Après la signature d’un traité entre les communautés juives et le gouvernement autrichien, Sadhora devint l’une des 15 plus grandes communautés de la Bucovine. Chaque communauté avait droit à une synagogue, une mikva, yeshiva, une école enseignant le talmud et la torah et un cimetière.

 

La cour du tsaddik de Sadhora, qui vivait comme un prince du fait de son ascendance royale jusqu’au roi David, fut de tous temps l’une des plus riches du monde. Cette cour fut fondée par le rabbin Israël Friedman. Celui-ci naquit en 1796 à Roujin et était le fils aîné du rabbin Dov Ber de Mejiretch (Mejyrytchi, Mejiretch, Mejiritch). Fuyant les autorités russes, Israël Friedman se réfugia à Tchernivtsi chez le baron von Mustaza, qui l’autorisa à s’installer à Sadhora.

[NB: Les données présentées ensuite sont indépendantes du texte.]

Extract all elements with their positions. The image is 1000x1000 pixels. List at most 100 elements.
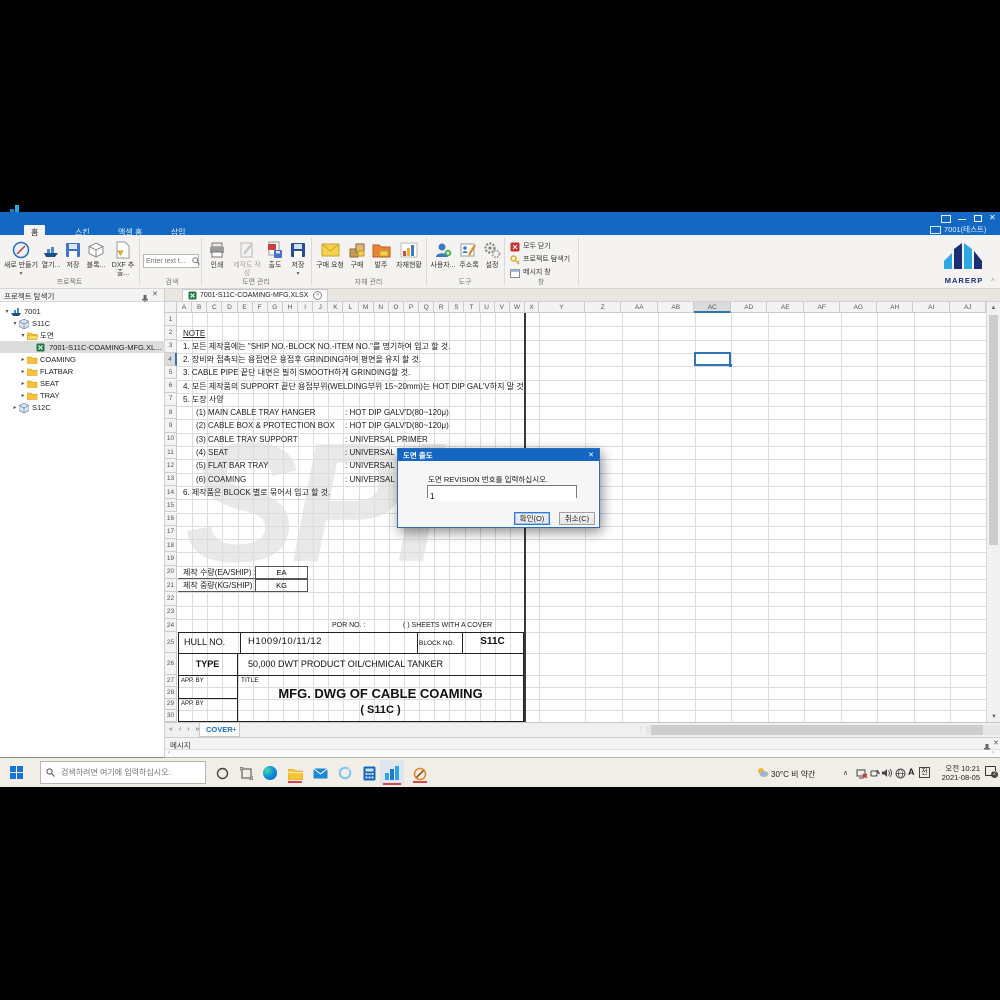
doc-tab[interactable]: 7001-S11C-COAMING-MFG.XLSX ✕: [182, 289, 328, 301]
doc-tab-close-icon[interactable]: ✕: [313, 291, 322, 300]
message-panel-header: 메시지 ✕: [165, 737, 1000, 750]
sheet-nav-icons[interactable]: « ‹ › »: [169, 726, 201, 733]
block-button[interactable]: 블록...: [84, 240, 108, 270]
dialog-title-bar[interactable]: 도면 출도 ✕: [398, 449, 599, 461]
save-drawing-button[interactable]: 저장▾: [287, 240, 309, 278]
collapse-icon[interactable]: ▸: [19, 380, 27, 387]
dxf-export-button[interactable]: DXF 추출...: [108, 240, 138, 278]
h-scroll-thumb[interactable]: [651, 725, 983, 735]
group-label-drawing: 도면 관리: [201, 278, 311, 287]
tree-item-coaming[interactable]: ▸ COAMING: [19, 353, 164, 365]
expand-icon[interactable]: ▾: [3, 308, 11, 315]
start-button[interactable]: [8, 765, 24, 780]
address-book-button[interactable]: 주소록: [457, 240, 481, 270]
ok-button[interactable]: 확인(O): [514, 512, 550, 525]
pen-icon[interactable]: [869, 767, 881, 779]
tree-item-dwg-folder[interactable]: ▾ 도면: [19, 329, 164, 341]
weather-icon[interactable]: [756, 766, 769, 778]
selected-cell[interactable]: [694, 352, 731, 366]
notification-icon[interactable]: 2: [985, 766, 996, 776]
paint-item: (6) COAMING: [196, 473, 246, 486]
expand-icon[interactable]: ▾: [11, 320, 19, 327]
clock[interactable]: 오전 10:21 2021-08-05: [936, 764, 980, 782]
scroll-up-icon[interactable]: ▲: [987, 305, 1000, 311]
dxf-file-icon: [113, 240, 133, 260]
tree-item-file[interactable]: 7001-S11C-COAMING-MFG.XL...: [0, 341, 165, 353]
doc-tab-label: 7001-S11C-COAMING-MFG.XLSX: [200, 292, 308, 299]
weather-text[interactable]: 30°C 비 약간: [771, 769, 815, 780]
tree-item-seat[interactable]: ▸ SEAT: [19, 377, 164, 389]
app-ring-icon[interactable]: [336, 764, 354, 782]
cube-icon: [19, 403, 29, 412]
scroll-down-icon[interactable]: ▼: [987, 714, 1000, 720]
collapse-icon[interactable]: ▸: [19, 392, 27, 399]
file-explorer-icon[interactable]: [285, 764, 305, 784]
minimize-button[interactable]: [958, 219, 966, 220]
collapse-icon[interactable]: ▸: [19, 356, 27, 363]
v-scrollbar[interactable]: ▲ ▼: [986, 302, 1000, 722]
calculator-icon[interactable]: [360, 764, 378, 782]
ribbon-collapse-icon[interactable]: ˄: [991, 278, 995, 284]
project-explorer-button[interactable]: 프로젝트 탐색기: [509, 254, 579, 266]
expand-icon[interactable]: ▾: [19, 332, 27, 339]
tree-item-tray[interactable]: ▸ TRAY: [19, 389, 164, 401]
tab-skin[interactable]: 스킨: [68, 225, 97, 241]
collapse-icon[interactable]: ▸: [19, 368, 27, 375]
project-explorer-panel: ▾ 7001 ▾ S11C ▾ 도면 7001-S11C-COAMING-MFG…: [0, 302, 165, 757]
por-label: POR NO. :: [332, 619, 365, 632]
explorer-close-icon[interactable]: ✕: [152, 290, 158, 298]
note-line: 6. 제작품은 BLOCK 별로 묶어서 입고 할 것.: [183, 486, 330, 499]
order-folder-icon: [371, 240, 391, 260]
close-button[interactable]: ✕: [989, 213, 996, 222]
users-button[interactable]: 사용자...: [430, 240, 456, 270]
brand-logo: MARERP: [938, 239, 990, 285]
contact-card-icon: [459, 240, 479, 260]
close-all-icon: [509, 242, 520, 252]
design-tool-icon[interactable]: [410, 764, 430, 784]
scroll-left-icon[interactable]: ‹: [168, 750, 170, 756]
ime-latin-indicator[interactable]: A: [908, 767, 915, 777]
restore-button[interactable]: [974, 215, 982, 222]
purchase-button[interactable]: 구매: [346, 240, 368, 270]
v-scroll-thumb[interactable]: [989, 315, 998, 545]
material-status-button[interactable]: 자재현황: [394, 240, 424, 270]
close-all-button[interactable]: 모두 닫기: [509, 241, 569, 253]
cortana-icon[interactable]: [214, 765, 230, 781]
revision-input[interactable]: [427, 485, 577, 498]
ribbon-search-input[interactable]: [143, 254, 199, 268]
cancel-button[interactable]: 취소(C): [559, 512, 595, 525]
open-button[interactable]: 열기...: [40, 240, 62, 270]
dialog-close-icon[interactable]: ✕: [588, 451, 594, 459]
fullscreen-button[interactable]: [941, 215, 951, 223]
taskbar-search[interactable]: [40, 761, 206, 784]
tray-chevron-icon[interactable]: ∧: [843, 769, 848, 777]
speaker-icon[interactable]: [881, 767, 893, 779]
edge-icon[interactable]: [261, 764, 279, 782]
settings-button[interactable]: 설정: [482, 240, 502, 270]
purchase-request-button[interactable]: 구매 요청: [315, 240, 345, 270]
tab-insert[interactable]: 삽입: [164, 225, 193, 241]
task-view-icon[interactable]: [238, 765, 254, 781]
message-close-icon[interactable]: ✕: [993, 739, 999, 747]
h-scroll-track[interactable]: [647, 725, 1000, 735]
tree-item-flatbar[interactable]: ▸ FLATBAR: [19, 365, 164, 377]
tab-excel-home[interactable]: 액셀 홈: [111, 225, 149, 241]
scroll-right-icon[interactable]: ›: [992, 750, 994, 756]
release-button[interactable]: 출도: [264, 240, 286, 270]
new-button[interactable]: 새로 만들기▾: [3, 240, 39, 278]
globe-icon[interactable]: [894, 767, 906, 779]
tree-item-s11c[interactable]: ▾ S11C: [11, 317, 164, 329]
network-icon[interactable]: [855, 767, 868, 779]
save-button[interactable]: 저장: [62, 240, 84, 270]
print-button[interactable]: 인쇄: [205, 240, 229, 270]
release-dialog: 도면 출도 ✕ 도면 REVISION 번호를 입력하십시오. 확인(O) 취소…: [397, 448, 600, 528]
tab-home[interactable]: 홈: [24, 225, 45, 241]
tree-item-s12c[interactable]: ▸ S12C: [11, 401, 164, 413]
ime-han-indicator[interactable]: 전: [919, 767, 930, 778]
order-button[interactable]: 발주: [369, 240, 393, 270]
tree-item-7001[interactable]: ▾ 7001: [3, 305, 164, 317]
collapse-icon[interactable]: ▸: [11, 404, 19, 411]
mail-icon[interactable]: [311, 764, 329, 782]
marerp-taskbar-icon[interactable]: [380, 760, 404, 786]
add-sheet-button[interactable]: +: [232, 725, 237, 734]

Petit à petit, l’influence et la réputation du rabbin Israël Friedman grandit tellement parmi les dynasties hassidiques du monde entier qu’on parla de Sadhora comme d’un « vatican hébraïque ». La dynastie des tsaddik de Roujine prospéra jusqu’au début de la première guerre mondiale. On peut visiter aujourd’hui à Sadhora les ruines des palais, la grande synagogue reconstruite ainsi que le cimetière juif où reposent Israël Friedman et son fils Avraam Yakub.